Submission Guidelines

Humanity is continually seeking manuscripts for publication. The goal of the journal is to provide a single forum for the analytically focused examination of human rights, humanitarianism, and development, as well as the political transformations that have reshaped the terms of liberation and idealism along with practices of domination and control. To better understand the journal’s remit please read our editorial statement.

Click here for a PDF of the full manuscript guidelines.

Click here for information on writing a review essay for Humanity, and here for information on dossiers.

Early Career Scholar Prize

Humanity is pleased to announce a prize for the best essay published in the journal in a calendar year. The prize is open to graduate students or those without tenure track jobs at the time of submission. The winner of the prize will be judged by the editorial collective and announced at the end of the year.

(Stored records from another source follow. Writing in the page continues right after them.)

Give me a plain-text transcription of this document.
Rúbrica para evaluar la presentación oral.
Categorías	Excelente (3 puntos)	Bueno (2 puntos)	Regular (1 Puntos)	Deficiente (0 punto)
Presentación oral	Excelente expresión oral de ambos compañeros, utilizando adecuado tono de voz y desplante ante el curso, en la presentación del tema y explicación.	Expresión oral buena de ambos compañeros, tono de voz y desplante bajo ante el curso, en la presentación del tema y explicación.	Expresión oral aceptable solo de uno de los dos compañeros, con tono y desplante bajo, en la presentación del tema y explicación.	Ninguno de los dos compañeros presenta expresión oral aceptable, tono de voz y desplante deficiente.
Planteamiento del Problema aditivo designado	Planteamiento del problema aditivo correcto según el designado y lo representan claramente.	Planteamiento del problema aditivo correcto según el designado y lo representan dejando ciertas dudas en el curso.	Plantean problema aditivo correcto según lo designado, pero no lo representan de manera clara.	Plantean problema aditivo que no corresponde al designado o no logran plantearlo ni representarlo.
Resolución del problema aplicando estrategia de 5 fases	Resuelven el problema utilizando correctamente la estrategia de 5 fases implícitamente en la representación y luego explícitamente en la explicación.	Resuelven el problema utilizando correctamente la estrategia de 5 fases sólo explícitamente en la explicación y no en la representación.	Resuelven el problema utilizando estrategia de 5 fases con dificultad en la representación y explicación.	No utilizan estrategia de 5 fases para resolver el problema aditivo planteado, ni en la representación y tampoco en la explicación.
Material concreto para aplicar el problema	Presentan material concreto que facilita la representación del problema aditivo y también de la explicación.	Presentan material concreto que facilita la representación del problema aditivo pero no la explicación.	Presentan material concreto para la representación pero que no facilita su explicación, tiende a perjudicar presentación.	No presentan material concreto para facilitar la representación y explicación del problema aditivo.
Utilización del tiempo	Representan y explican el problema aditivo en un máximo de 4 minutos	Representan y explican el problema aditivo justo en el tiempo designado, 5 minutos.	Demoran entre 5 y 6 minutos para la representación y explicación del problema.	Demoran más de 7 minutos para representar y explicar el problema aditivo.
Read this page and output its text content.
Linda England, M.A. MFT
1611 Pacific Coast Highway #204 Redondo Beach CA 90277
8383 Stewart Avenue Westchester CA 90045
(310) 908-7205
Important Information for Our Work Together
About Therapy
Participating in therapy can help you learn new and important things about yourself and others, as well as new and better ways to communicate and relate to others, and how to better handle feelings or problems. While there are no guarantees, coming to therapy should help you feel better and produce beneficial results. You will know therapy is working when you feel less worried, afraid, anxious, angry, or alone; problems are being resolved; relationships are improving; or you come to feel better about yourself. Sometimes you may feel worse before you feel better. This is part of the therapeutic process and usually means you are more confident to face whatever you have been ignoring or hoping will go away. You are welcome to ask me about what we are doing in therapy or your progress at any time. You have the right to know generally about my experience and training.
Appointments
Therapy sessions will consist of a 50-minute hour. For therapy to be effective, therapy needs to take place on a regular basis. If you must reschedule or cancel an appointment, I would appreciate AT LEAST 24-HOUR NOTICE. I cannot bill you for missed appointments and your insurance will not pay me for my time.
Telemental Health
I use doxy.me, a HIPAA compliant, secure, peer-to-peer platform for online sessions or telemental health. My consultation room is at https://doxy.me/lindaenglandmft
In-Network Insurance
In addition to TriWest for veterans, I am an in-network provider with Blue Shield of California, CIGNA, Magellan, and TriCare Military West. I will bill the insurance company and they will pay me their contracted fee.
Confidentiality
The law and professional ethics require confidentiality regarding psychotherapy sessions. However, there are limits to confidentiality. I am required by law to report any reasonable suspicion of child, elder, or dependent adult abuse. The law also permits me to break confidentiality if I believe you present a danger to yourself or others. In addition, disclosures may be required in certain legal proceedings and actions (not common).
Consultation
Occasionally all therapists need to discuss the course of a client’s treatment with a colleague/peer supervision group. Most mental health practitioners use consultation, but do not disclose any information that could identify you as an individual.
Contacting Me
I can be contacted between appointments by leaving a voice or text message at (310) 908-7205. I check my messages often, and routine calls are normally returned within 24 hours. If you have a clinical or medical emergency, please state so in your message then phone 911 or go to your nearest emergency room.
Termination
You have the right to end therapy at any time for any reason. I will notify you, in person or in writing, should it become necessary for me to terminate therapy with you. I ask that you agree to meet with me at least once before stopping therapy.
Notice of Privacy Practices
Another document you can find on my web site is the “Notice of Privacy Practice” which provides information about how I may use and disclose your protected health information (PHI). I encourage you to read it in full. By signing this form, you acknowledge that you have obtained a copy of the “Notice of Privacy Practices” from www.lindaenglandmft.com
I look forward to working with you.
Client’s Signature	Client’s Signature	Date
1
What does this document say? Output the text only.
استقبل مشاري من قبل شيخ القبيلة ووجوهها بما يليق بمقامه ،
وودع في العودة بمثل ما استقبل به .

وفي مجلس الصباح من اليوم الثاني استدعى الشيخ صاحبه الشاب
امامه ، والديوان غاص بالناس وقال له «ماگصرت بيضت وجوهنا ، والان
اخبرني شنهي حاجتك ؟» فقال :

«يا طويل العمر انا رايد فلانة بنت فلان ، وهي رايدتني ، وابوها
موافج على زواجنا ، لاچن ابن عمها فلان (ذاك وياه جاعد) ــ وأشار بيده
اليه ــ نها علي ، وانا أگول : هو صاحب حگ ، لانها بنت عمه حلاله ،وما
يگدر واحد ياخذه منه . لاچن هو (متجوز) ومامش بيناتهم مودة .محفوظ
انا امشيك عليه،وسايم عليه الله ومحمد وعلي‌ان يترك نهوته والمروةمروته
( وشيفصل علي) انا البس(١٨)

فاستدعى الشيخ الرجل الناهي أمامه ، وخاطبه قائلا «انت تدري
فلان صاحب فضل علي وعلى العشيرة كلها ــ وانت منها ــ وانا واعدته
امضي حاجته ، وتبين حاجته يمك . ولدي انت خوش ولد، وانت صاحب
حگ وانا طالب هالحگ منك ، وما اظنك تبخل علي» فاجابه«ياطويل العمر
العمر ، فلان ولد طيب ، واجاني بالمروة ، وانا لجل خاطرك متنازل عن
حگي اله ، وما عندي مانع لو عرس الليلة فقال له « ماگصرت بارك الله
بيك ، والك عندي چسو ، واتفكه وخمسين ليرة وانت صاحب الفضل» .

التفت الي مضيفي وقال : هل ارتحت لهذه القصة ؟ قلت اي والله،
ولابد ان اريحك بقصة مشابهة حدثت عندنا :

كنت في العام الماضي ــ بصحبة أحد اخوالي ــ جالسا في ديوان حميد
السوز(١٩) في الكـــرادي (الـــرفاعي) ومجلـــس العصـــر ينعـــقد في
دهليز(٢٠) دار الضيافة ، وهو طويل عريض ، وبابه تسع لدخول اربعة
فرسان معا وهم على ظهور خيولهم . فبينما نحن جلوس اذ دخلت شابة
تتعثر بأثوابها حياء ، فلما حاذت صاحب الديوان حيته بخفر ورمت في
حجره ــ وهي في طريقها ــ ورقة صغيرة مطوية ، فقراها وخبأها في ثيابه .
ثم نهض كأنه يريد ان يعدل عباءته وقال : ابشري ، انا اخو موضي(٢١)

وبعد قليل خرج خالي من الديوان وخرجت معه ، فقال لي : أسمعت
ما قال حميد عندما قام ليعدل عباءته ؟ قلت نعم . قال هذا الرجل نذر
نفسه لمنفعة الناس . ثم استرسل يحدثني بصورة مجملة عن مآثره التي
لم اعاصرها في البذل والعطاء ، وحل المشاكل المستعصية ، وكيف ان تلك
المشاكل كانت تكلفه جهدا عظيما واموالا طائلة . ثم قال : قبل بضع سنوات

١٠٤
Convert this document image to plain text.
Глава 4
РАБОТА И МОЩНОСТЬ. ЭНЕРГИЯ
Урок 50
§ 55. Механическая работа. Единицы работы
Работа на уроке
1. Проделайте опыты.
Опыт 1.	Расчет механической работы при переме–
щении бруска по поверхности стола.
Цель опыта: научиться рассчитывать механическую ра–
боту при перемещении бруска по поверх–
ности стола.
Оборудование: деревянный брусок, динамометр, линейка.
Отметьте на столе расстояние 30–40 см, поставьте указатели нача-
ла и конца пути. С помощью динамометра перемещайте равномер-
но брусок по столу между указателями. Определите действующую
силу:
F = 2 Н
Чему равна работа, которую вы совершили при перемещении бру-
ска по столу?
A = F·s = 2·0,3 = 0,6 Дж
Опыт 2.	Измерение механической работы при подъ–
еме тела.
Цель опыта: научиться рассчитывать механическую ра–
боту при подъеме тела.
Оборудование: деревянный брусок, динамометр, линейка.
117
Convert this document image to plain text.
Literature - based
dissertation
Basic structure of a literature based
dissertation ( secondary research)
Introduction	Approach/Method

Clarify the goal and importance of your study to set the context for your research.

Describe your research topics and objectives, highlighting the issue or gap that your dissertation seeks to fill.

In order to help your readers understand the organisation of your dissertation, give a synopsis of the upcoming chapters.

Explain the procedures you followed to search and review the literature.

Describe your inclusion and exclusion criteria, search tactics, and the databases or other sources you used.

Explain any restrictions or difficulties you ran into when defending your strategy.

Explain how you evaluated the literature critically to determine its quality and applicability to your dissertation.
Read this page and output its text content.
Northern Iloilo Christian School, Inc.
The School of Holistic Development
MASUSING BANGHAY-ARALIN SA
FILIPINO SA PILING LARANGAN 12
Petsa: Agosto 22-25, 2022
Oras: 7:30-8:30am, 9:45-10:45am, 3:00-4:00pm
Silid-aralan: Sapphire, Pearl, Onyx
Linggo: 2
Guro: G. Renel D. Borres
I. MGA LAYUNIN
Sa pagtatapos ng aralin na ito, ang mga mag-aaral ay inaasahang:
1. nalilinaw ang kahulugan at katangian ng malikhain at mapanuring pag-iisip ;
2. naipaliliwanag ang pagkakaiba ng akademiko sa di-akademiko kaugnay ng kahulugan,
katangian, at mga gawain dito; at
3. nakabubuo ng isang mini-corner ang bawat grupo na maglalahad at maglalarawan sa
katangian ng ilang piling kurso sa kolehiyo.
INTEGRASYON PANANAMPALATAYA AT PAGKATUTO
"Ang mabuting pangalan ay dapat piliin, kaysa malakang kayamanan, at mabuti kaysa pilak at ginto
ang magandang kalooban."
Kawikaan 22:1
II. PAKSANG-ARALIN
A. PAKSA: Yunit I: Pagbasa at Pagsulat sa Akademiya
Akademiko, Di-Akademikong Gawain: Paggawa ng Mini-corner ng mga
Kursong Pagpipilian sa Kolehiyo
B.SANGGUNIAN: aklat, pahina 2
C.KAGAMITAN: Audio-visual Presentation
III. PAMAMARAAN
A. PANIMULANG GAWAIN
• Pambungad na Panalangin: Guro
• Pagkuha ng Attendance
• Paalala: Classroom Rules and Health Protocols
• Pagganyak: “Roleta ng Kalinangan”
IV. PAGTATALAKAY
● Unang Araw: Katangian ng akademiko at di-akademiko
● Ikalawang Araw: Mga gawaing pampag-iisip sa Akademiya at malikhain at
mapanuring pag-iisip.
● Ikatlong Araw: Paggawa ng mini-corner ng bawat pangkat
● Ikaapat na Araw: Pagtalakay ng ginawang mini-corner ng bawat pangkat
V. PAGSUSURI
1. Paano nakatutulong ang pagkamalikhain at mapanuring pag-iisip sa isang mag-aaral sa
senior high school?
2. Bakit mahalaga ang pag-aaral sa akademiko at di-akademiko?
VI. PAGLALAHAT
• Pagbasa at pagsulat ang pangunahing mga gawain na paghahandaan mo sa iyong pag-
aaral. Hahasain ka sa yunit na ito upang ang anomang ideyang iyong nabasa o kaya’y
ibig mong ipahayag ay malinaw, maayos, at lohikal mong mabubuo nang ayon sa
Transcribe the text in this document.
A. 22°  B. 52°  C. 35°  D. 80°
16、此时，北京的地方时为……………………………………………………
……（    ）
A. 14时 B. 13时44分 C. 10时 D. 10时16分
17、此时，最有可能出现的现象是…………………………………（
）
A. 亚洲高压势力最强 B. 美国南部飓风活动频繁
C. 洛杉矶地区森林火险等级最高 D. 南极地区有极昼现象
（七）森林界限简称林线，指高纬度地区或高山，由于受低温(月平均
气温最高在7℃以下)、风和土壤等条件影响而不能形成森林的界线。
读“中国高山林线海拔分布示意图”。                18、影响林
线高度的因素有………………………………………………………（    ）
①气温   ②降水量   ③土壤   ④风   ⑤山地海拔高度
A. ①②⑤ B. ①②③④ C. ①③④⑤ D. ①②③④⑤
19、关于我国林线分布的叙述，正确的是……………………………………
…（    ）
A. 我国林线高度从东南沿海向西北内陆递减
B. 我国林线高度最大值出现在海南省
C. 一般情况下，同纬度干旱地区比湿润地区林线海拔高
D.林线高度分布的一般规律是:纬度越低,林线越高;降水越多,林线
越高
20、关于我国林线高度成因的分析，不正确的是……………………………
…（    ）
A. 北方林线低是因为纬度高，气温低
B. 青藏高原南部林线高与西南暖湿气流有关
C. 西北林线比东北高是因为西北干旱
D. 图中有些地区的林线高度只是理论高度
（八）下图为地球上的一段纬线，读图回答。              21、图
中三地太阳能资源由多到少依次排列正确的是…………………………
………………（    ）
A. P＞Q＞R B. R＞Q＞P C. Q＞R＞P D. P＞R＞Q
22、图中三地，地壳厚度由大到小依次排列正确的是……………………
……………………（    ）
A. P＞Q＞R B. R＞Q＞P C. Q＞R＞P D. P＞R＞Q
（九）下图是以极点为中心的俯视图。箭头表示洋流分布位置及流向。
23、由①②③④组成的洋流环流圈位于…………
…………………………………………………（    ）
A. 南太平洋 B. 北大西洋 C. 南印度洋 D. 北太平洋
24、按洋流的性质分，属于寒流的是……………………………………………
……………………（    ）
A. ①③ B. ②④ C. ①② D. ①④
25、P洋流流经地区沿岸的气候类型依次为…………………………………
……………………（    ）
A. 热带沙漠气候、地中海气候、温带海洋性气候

The 2021 prize has been awarded to Karin Loevy for her essay, “The Balfour Declaration’s Territorial Landscape: Between Protection and Self-Determination,” Humanity 12, no. 2 (Summer 2021): 138–158.

Famously declaring British support for the establishment of a Jewish “national home” in Palestine, the Balfour declaration (November 1917) is commonly understood as the first international instrument recognizing the right to self-determination for the Jewish people in Palestine. But the territorial framework that the drafters of the declaration envisioned drew on nineteenth-century practices of imperial protection that sustained both rule and expansion in multi-national empires. Reframing the Balfour declaration as an instrument of protection, the article contributes to the study of the colonial context of international norms such as self-determination and illuminates the international law context of Palestinian dispossession that the declaration instigated.

Honorable Mention goes to Ria Kapoor for her essay, “Removing the International from the Refugee: India in the 1940s,” Humanity 12, no. 1 (Spring 2021): 1–19.

This essay explores the reasons why India’s leaders removed it from UNRRA, and refused to join the IRO, even before the refugees of the Partition of India and Pakistan were excluded from the definitions of the 1951 UN Convention on the Status of Refugees. As the world transitioned from war to a new peace in the 1940s, India passed the 1946 Foreigners Act, which dealt with all aliens including refugees in India. This essay places an Indian understanding of refugees within global currents of the transformation of the international order as the first wave of decolonization was taking place, highlighting the iron grip of self-determination in the discussion of all rights, including refugee-related ones, as the starting point for its alternative conception of the refugee.